From the moment Kim told me in 1993 that she was pregnant to about 30 minutes ago, our lives have been intensely focused on trying to raise our boys into good human beings and guide them toward independence.
With tears in our eyes, I grabbed Kim and said, “We did good Honey!”
And it’s true.
I know that parenting is never completely done and that you move from parenting babies … to toddlers … through the black hole of “the anything-can-happen early teen years” … to young adults and then finally (a few decades later) you become the parent of an adult (which by the way, is a whole new ball game).
Let’s be honest, I don’t know of any parent who wouldn’t say there are times when the parenting journey feels like a grind. Just like getting older, parenting is not for sissies. But, right here, right now, the time does seem to have flown by. My mind can’t seem to find many of the challenges or rough patches, it just settles in on good memories and the intense love for my kids that hit me like a freight train when they were born and has never let up. If you don’t have kids yet, just wait.
As Collin dives into adulthood and the adventure of college, Kim and I move into the next phase of our lives as empty nesters. Will being an empty nester come as natural to me as being a parent? Guess we’ll find out.
Wait, the nest isn’t completely empty. My dog has not left me yet!!!
Seriously though, Collin is where he should be and that makes my heart happy. We left him in good hands and surrounded with close friends which makes it easier I suppose.
I think what’s surprised me the most is the weirdness of the emotions during this time. It’s a complicated mix of deep-down-in-the-gut sadness, relief, excitement, gratefulness and celebration of one of our proudest parenting achievements.
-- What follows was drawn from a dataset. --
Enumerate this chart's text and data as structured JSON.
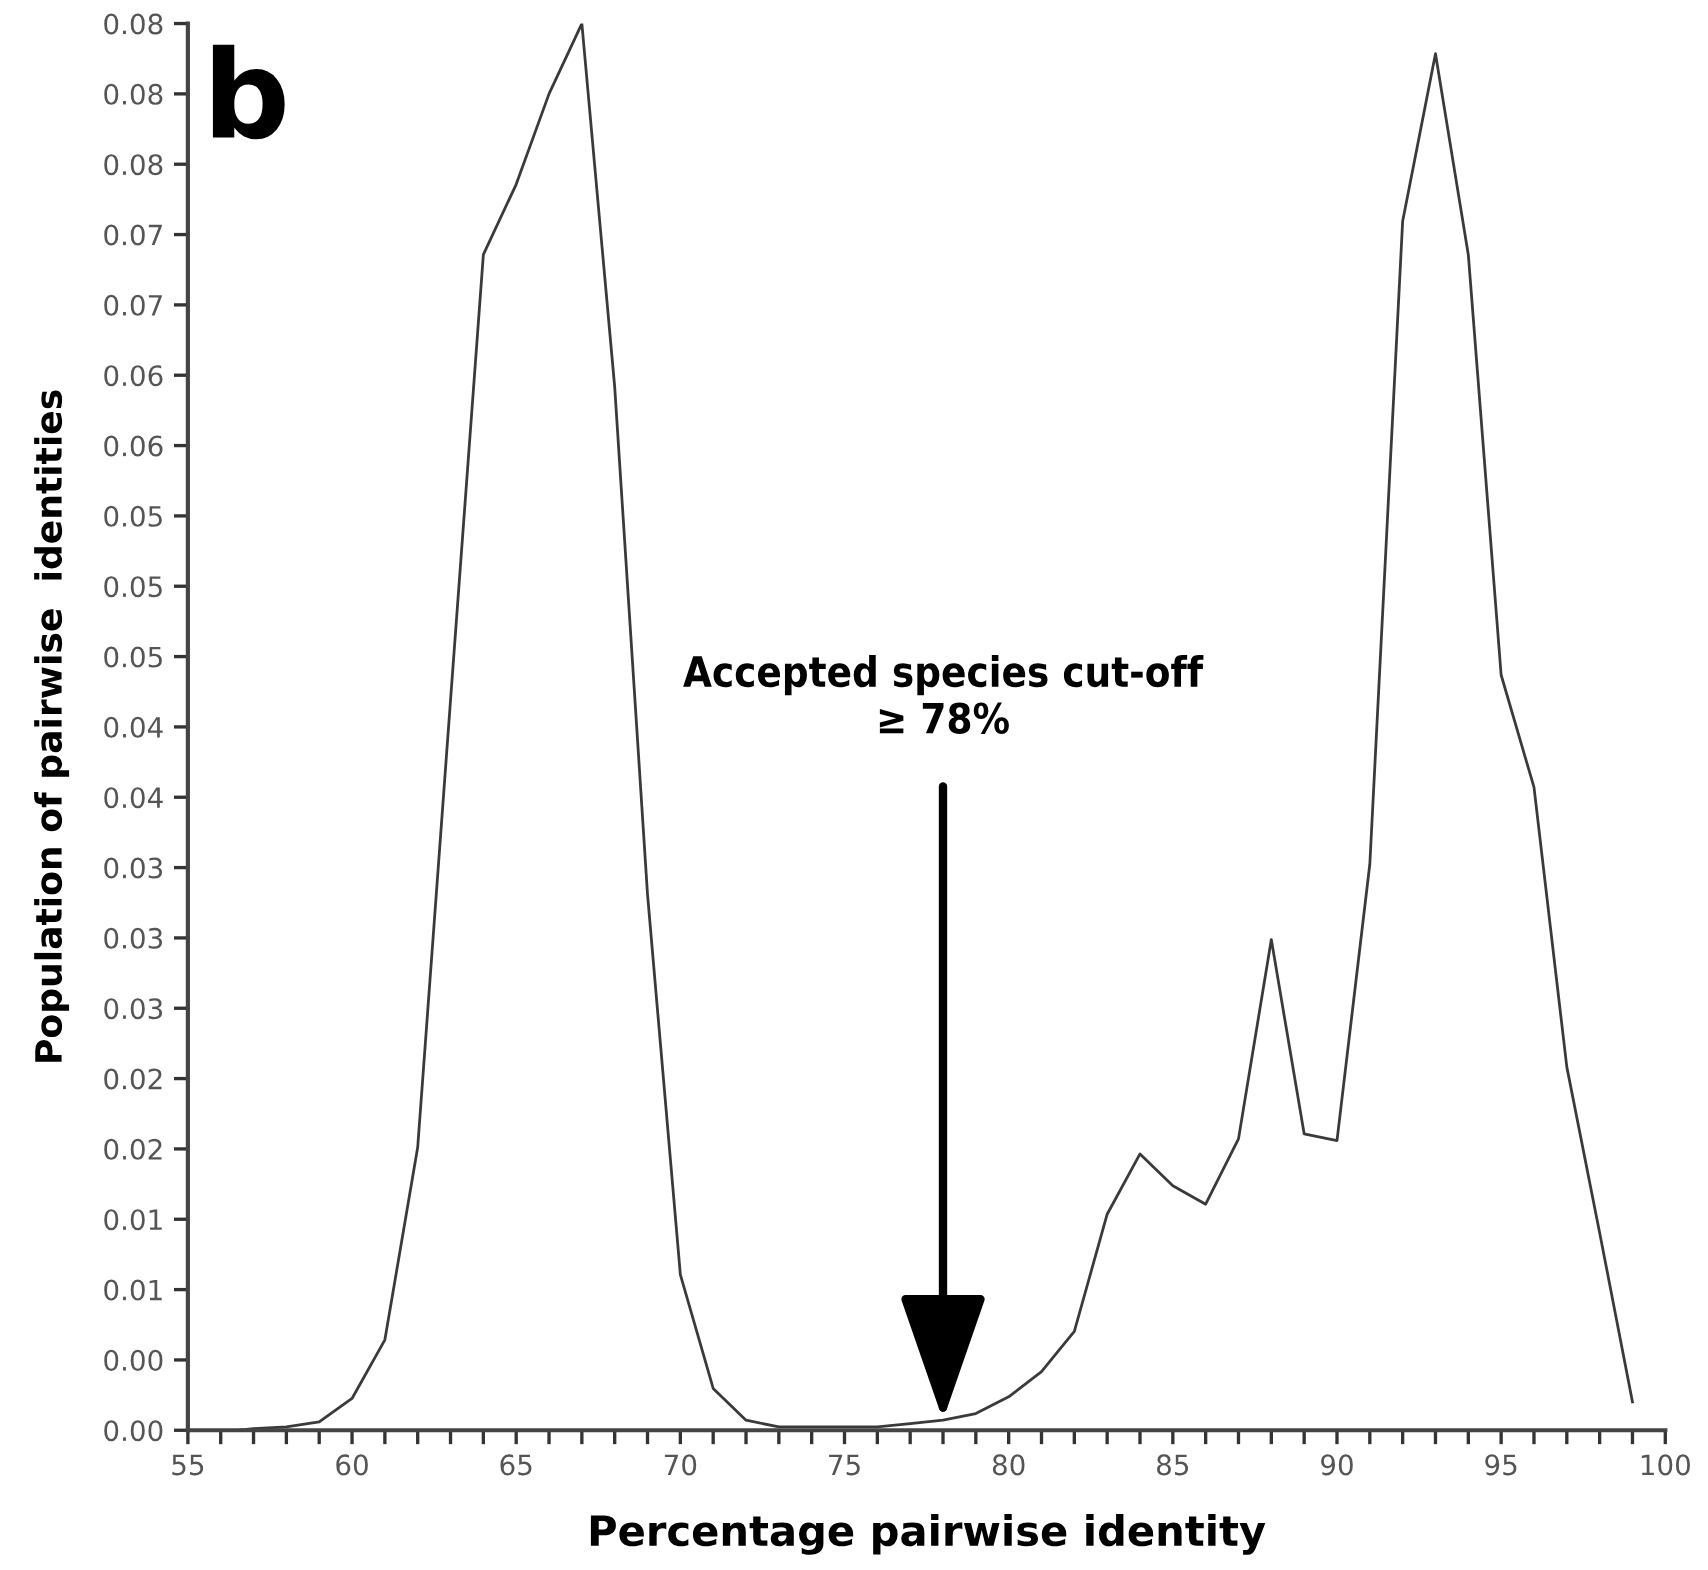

Throw all that into a bag and shake it up!
So, in the short term, if you ask me how I’m doing, expect something like “It’s complicated” or “I have no idea”.
I could write a short novel about the experiences of raising and launching our boys. Maybe I will venture into that someday. I really have no idea if I’m prepared for a house without them every day. If I get around to writing about it, I have a feeling it would be similar to some of what Rob Lowe wrote about his relationship with his boys and how his reaction to them moving on surprised him.
I remember the first time I laid eyes on him in the delivery room … I remember what I whispered to him when his eyes opened for the first time in his life as he peered in my face, and (I am convinced) into my soul. “Hello, I’m your daddy. And I will always be there for you.”
One of the great gifts of my life has been having my two boys and, through them, exploring the mysterious, complicated and charged relationship between fathers and sons…and how that bond is so powerful.” (Full Article Here)
But, on a lighter and much more humorous note, let me go down memory lane a bit ok?
The Panty Ho and Other Collinisms
I’m a crazy list maker.
This means I have a list of “Collinisms” — things Collin has said over the years that I didn’t want to forget. Here are several of my favorites:
“I didn’t like the new car. But then I saw the trunk!”
“Dad, I want a rabbit. They’re cheap and I can cuddle with them. If they die, you can just throw them back in the woods.”
Age 12, walking past the Victoria’s Secret at the mall, he glances in and says, “Wow Dad, apparently it’s no longer a secret.”
“Grammy’s toilet paper is like a blanket.”
“Dad, is parenting hard? I’m trying to make it as easy as possible!”
“I have to pee so bad my teeth hurt.”
In his Blues Clues costume for Halloween, he walks outside and declares “Look at the clouds. They’re squishee!” (we have this on video and it’s cuteness will make you knees buckle)
During an age 14 growth spurt: “I just feel like I’m wide awake and super tired all at the same time.”
“Mommy, why did you marry Daddy? Because he knows his alphabet?”
While doing an arts and crafts project for school and after tearing some panty hose apart: “Look Mom! It’s a panty ho!!!”
And today while picking up some final things for him at Target, he gave me the gift of reenacting one of my favorite memories.
He was about 9 or 10 and he wandered off from me at the grocery store. After a few minutes of not being able to find him, I decided to just yell, “COLLIN WHERE ARE YOU???” and I hear his little boy voice yell back from the next row:
“I’M OVER HERE SMELLING THE SHAMPOOS!!!”